I think the problem with IDEA arises because you are using the root POM in your source structure to do two things that are usually mutually exclusive in Maven. You are first using the POM as a location to store common configuration information for unrelated (from a build perspective) Maven projects. Secondly you are using the POM as an aggregator for your build. You can do each of these without doing the other.

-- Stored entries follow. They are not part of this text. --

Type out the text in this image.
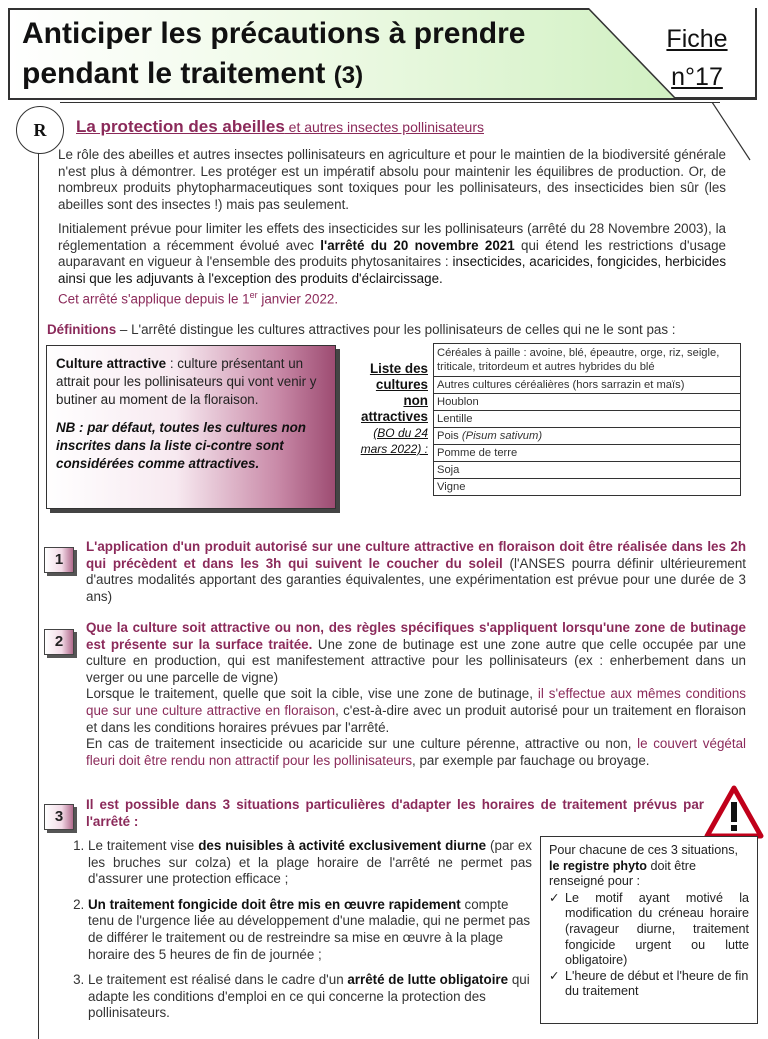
Anticiper les précautions à prendre
pendant le traitement (3)
Fiche
n°17
R	La protection des abeilles et autres insectes pollinisateurs
Le rôle des abeilles et autres insectes pollinisateurs en agriculture et pour le maintien de la biodiversité générale n'est plus à démontrer. Les protéger est un impératif absolu pour maintenir les équilibres de production. Or, de nombreux produits phytopharmaceutiques sont toxiques pour les pollinisateurs, des insecticides bien sûr (les abeilles sont des insectes !) mais pas seulement.
Initialement prévue pour limiter les effets des insecticides sur les pollinisateurs (arrêté du 28 Novembre 2003), la réglementation a récemment évolué avec l'arrêté du 20 novembre 2021 qui étend les restrictions d'usage auparavant en vigueur à l'ensemble des produits phytosanitaires : insecticides, acaricides, fongicides, herbicides ainsi que les adjuvants à l'exception des produits d'éclaircissage.
Cet arrêté s'applique depuis le 1er janvier 2022.
Définitions – L'arrêté distingue les cultures attractives pour les pollinisateurs de celles qui ne le sont pas :
Culture attractive : culture présentant un attrait pour les pollinisateurs qui vont venir y butiner au moment de la floraison.
NB : par défaut, toutes les cultures non inscrites dans la liste ci-contre sont considérées comme attractives.
Liste des
cultures
non
attractives
(BO du 24
mars 2022) :
Céréales à paille : avoine, blé, épeautre, orge, riz, seigle, triticale, tritordeum et autres hybrides du blé
Autres cultures céréalières (hors sarrazin et maïs)
Houblon
Lentille
Pois (Pisum sativum)
Pomme de terre
Soja
Vigne
1
L'application d'un produit autorisé sur une culture attractive en floraison doit être réalisée dans les 2h qui précèdent et dans les 3h qui suivent le coucher du soleil (l'ANSES pourra définir ultérieurement d'autres modalités apportant des garanties équivalentes, une expérimentation est prévue pour une durée de 3 ans)
2
Que la culture soit attractive ou non, des règles spécifiques s'appliquent lorsqu'une zone de butinage est présente sur la surface traitée. Une zone de butinage est une zone autre que celle occupée par une culture en production, qui est manifestement attractive pour les pollinisateurs (ex : enherbement dans un verger ou une parcelle de vigne)
Lorsque le traitement, quelle que soit la cible, vise une zone de butinage, il s'effectue aux mêmes conditions que sur une culture attractive en floraison, c'est-à-dire avec un produit autorisé pour un traitement en floraison et dans les conditions horaires prévues par l'arrêté.
En cas de traitement insecticide ou acaricide sur une culture pérenne, attractive ou non, le couvert végétal fleuri doit être rendu non attractif pour les pollinisateurs, par exemple par fauchage ou broyage.
3
Il est possible dans 3 situations particulières d'adapter les horaires de traitement prévus par l'arrêté :
1. Le traitement vise des nuisibles à activité exclusivement diurne (par ex les bruches sur colza) et la plage horaire de l'arrêté ne permet pas d'assurer une protection efficace ;
2. Un traitement fongicide doit être mis en œuvre rapidement compte tenu de l'urgence liée au développement d'une maladie, qui ne permet pas de différer le traitement ou de restreindre sa mise en œuvre à la plage horaire des 5 heures de fin de journée ;
3. Le traitement est réalisé dans le cadre d'un arrêté de lutte obligatoire qui adapte les conditions d'emploi en ce qui concerne la protection des pollinisateurs.
Pour chacune de ces 3 situations, le registre phyto doit être renseigné pour :
✓ Le motif ayant motivé la modification du créneau horaire (ravageur diurne, traitement fongicide urgent ou lutte obligatoire)
✓ L'heure de début et l'heure de fin du traitement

Like Rob said, remove your module a, b, etc. projects from the modules section of your parent POM. Secondly, move your parent POM down into its own directory as it is really a sibling of the other modules with respect to your build and release process. The way you have it now, it is more of a parent/aggregator.
The way you have it now also doesn't lend itself to tagging and releasing each module individually as a tag of your parent POM would likely needlessly include all of the module sub-folders.
Your file structure would look like:
parent
pom.xml
module a
pom.xml
module X
pom.xml
As for the thing you are missing, dependencyManagement isn't really well suited to manage versions for intra-project dependencies. That is dependencies between modules within an aggregated build. It is more well suited for declaring global versions for external dependencies.
The final/working solution we ended up using was fairly similar to what we started with. The actual project structure remains the same:
bigsystem#1.2
parent-1.1-SNAPSHOT
module a#1.4-SNAPSHOT
o parented by parent#1.1-SNAPSHOT
module b#1.3-SNAPSHOT
o parented by parent#1.1-SNAPSHOT
o depends on a#1.1
module c#1.1-SNAPSHOT
o parented by parent#1.1-SNAPSHOT
o depends on a#1.2
o depends on b#1.1
distribution a#1.2-SNAPSHOP
However the main differences are that:
parent module does not include any versions of project artifacts
individual modules fully declare their project dependencies and specify a version range, i.e. [1.0.0,1.1.0)
all modules start there version number cycles from .1, i.e 1.0.1-SNAPSHOT, this allows the version range to satisfied by initial snapshots (1.0.0-SNAPSHOT is earlier than 1.0.0 final, so not included).
distribution pom (not initially shown in question) identifies the exact version to be deployed/included in a specific release.
delete all project -SNAPSHOTS from local maven repository when releasing so that ranges pickup releases only ( or use -Dmaven.repo.local=/tmp/sometemprepo for a fresh local repo)
This makes each module more standalone and gives us the freedom to release and deploy new versions of our project artifacts with minimal fuss.
They certainly seem like separate modules. What benefits are you gaining by smashing them together if they have different dependencies, even within the multi-module project?